This and many other questions came to mind at last week’s Jewish Futures Conference, where educators from a wide range of institutions spoke about adjusting to our world of accelerating technology and ever-shrinking attention spans.

Titled “Whose Torah Is It Anyway? Is Jewish Text Irrelevant to Today’s Youth?” the joint initiative of New York’s Jewish Education Project and the Jewish Education Service of North America’s Lippman Kanfer Institute had a TED-conference-like feel, was simulcast online and spawned a busy Twitter discussion.

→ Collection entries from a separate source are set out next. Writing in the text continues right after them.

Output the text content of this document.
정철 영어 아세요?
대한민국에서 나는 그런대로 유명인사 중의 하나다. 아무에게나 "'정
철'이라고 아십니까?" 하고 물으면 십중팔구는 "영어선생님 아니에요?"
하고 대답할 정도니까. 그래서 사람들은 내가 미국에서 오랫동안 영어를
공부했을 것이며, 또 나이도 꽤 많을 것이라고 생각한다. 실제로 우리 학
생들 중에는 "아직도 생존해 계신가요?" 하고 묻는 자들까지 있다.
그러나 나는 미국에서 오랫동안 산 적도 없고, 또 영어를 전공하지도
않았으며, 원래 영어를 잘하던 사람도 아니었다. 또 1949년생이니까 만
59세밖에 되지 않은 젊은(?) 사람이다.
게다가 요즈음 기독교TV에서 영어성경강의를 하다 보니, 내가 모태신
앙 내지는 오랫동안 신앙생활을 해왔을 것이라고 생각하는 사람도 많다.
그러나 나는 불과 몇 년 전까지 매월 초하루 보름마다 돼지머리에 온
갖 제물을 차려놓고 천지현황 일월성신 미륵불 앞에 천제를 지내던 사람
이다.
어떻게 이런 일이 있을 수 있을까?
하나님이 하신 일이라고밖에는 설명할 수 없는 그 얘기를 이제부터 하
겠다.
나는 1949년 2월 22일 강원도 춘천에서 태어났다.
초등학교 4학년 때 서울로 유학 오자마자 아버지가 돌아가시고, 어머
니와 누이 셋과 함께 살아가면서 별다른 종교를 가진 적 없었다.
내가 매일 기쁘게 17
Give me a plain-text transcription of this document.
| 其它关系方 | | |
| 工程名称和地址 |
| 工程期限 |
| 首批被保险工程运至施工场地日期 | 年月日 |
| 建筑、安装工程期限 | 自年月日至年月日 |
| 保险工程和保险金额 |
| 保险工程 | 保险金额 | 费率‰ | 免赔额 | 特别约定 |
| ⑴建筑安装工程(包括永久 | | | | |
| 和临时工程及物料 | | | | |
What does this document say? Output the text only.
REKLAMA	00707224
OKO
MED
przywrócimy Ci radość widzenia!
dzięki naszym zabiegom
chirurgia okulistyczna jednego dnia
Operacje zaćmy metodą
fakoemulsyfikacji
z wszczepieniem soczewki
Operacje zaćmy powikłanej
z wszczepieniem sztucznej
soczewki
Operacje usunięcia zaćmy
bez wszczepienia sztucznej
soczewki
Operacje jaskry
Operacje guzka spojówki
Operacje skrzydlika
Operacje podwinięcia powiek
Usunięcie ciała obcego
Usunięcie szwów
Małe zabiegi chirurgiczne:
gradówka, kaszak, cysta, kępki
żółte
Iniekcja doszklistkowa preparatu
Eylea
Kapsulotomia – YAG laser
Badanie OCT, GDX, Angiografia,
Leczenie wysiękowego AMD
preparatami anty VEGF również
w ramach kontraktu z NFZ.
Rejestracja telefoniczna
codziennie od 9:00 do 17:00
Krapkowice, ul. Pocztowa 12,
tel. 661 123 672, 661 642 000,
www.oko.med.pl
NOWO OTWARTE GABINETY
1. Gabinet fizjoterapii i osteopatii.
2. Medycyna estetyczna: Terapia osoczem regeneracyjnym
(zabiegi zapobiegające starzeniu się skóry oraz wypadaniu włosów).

Audience members were encouraged to participate via the micro-blogging social-networking site, from asking questions of speakers to summarizing what Torah means to them in six words (e.g. “It started with stoning at Ramah…”). During one moderated conversation between two presenters, tweets from audience members were projected onto the wall behind them, ranging from questions to critiques to jokes. (“Everyone only half listening because we are reading tweets.”)

Douglas Rushkoff, author of “Present Shock: When Everything Happens Now,” spoke of modern technology’s effect on not just human communication, but on our very awareness of time.

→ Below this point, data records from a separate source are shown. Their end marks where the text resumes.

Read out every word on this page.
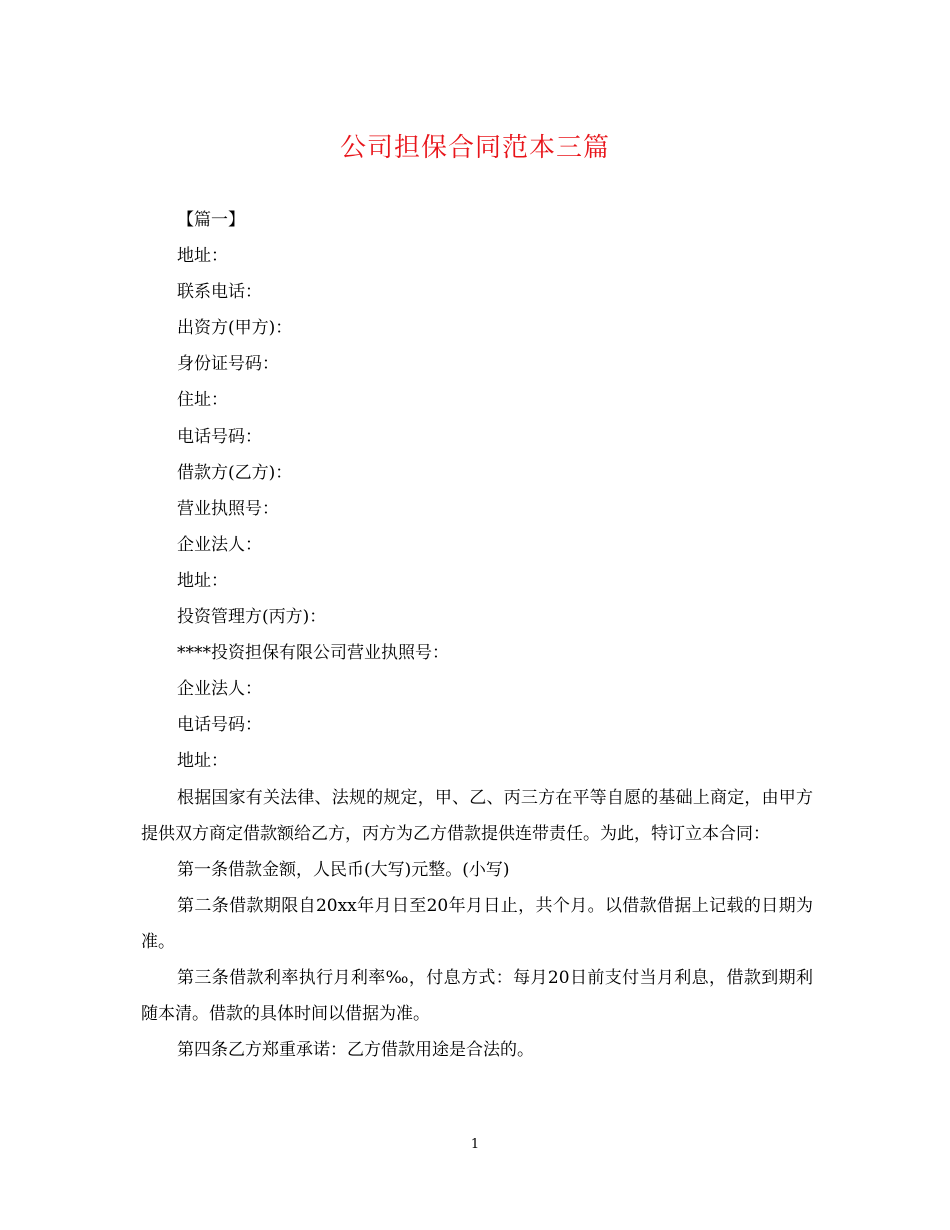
公司担保合同范本三篇

【篇一】

地址：

联系电话：

出资方(甲方)：

身份证号码：

住址：

电话号码：

借款方(乙方)：

营业执照号：

企业法人：

地址：

投资管理方(丙方)：

****投资担保有限公司营业执照号：

企业法人：

电话号码：

地址：

根据国家有关法律、法规的规定，甲、乙、丙三方在平等自愿的基础上商定，由甲方提供双方商定借款额给乙方，丙方为乙方借款提供连带责任。为此，特订立本合同：

第一条借款金额，人民币(大写)元整。(小写)

第二条借款期限自20xx年月日至20年月日止，共个月。以借款借据上记载的日期为准。

第三条借款利率执行月利率‰，付息方式：每月20日前支付当月利息，借款到期利随本清。借款的具体时间以借据为准。

第四条乙方郑重承诺：乙方借款用途是合法的。

1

“The authenticity of everything now, rather than coming from its origin is coming from its ‘now,’” he asserted. “The Torah is more than up to this challenge, so it’s not a threat to Jewish continuity. I would say this is Jewish continuity.”

According to Rushkoff, in a society where the interactive video game is replacing the passive experience of the novel, “text, rather than being valuable for its fixedness … it initiates the conversation.”

Rabbi Irwin Kula, president of CLAL: The National Jewish Center for Learning and Leadership, said, “Torah is ownerless; that’s why it was given in the desert. This question [Whose Torah Is It Anyway?] is a masked question of the anxieties of this room.”

The always-provocative Kula compared the Jewish philanthropic system to the military industrial complex in its inability to look inward and reform, and suggested that formal Jewish educators may not have a future. He concluded by chanting final calls of 9/11 victims to their loved ones in Eicha [Book of Lamentations] trope.

Dalia Davis, the founder of Beit Midrash in Motion, had attendees meditate on Jewish texts and spontaneously create a text-inspired dance-like movement before relating the exercise back to a famous midrash (prompting the tweet “Having a hard time tweeting with my eyes closed”). Matt Bar of Bible Raps performed his “Cain and Abel” rap, and made the case for hip-hop as a natural fit for Jewish education: in addition to its popularity among young people, its tendency to reference previous works resembles Jewish oral tradition.

From excitement over democratization of text online to frustration with a Prezzi presentation, the speakers were united on few fronts, but knew that for Jewish education, the 21st century is a time of great change.